Access StatusOpen Access
NHMRC Grant codeNHMRC/1140764
The ENIGMA-DTI (diffusion tensor imaging) workgroup supports analyses that examine the effects of psychiatric, neurological, and developmental disorders on the white matter pathways of the human brain, as well as the effects of normal variation and its genetic associations. The seven ENIGMA disorder-oriented working groups used the ENIGMA-DTI workflow to derive patterns of deficits using coherent and coordinated analyses that model the disease effects across cohorts worldwide. This yielded the largest studies detailing patterns of white matter deficits in schizophrenia spectrum disorder (SSD), bipolar disorder (BD), major depressive disorder (MDD), obsessive-compulsive disorder (OCD), posttraumatic stress disorder (PTSD), traumatic brain injury (TBI), and 22q11 deletion syndrome. These deficit patterns are informative of the underlying neurobiology and reproducible in independent cohorts. We reviewed these findings, demonstrated their reproducibility in independent cohorts, and compared the deficit patterns across illnesses. We discussed translating ENIGMA-defined deficit patterns on the level of individual subjects using a metric called the regional vulnerability index (RVI), a correlation of an individual's brain metrics with the expected pattern for a disorder.

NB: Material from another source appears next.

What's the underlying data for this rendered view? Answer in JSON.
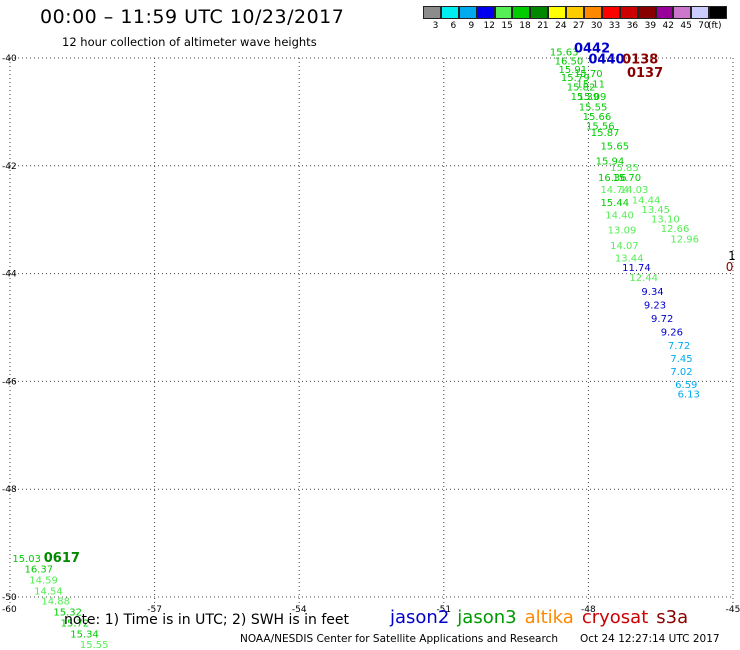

We discussed the similarity in white matter deficit patterns among SSD, BD, MDD, and OCD and provided a rationale for using this index in cross-diagnostic neuropsychiatric research. We also discussed the difference in deficit patterns between idiopathic schizophrenia and 22q11 deletion syndrome, which is used as a developmental and genetic model of schizophrenia. Together, these findings highlight the importance of collaborative large-scale research to provide robust and reproducible effects that offer insights into individual vulnerability and cross-diagnosis features.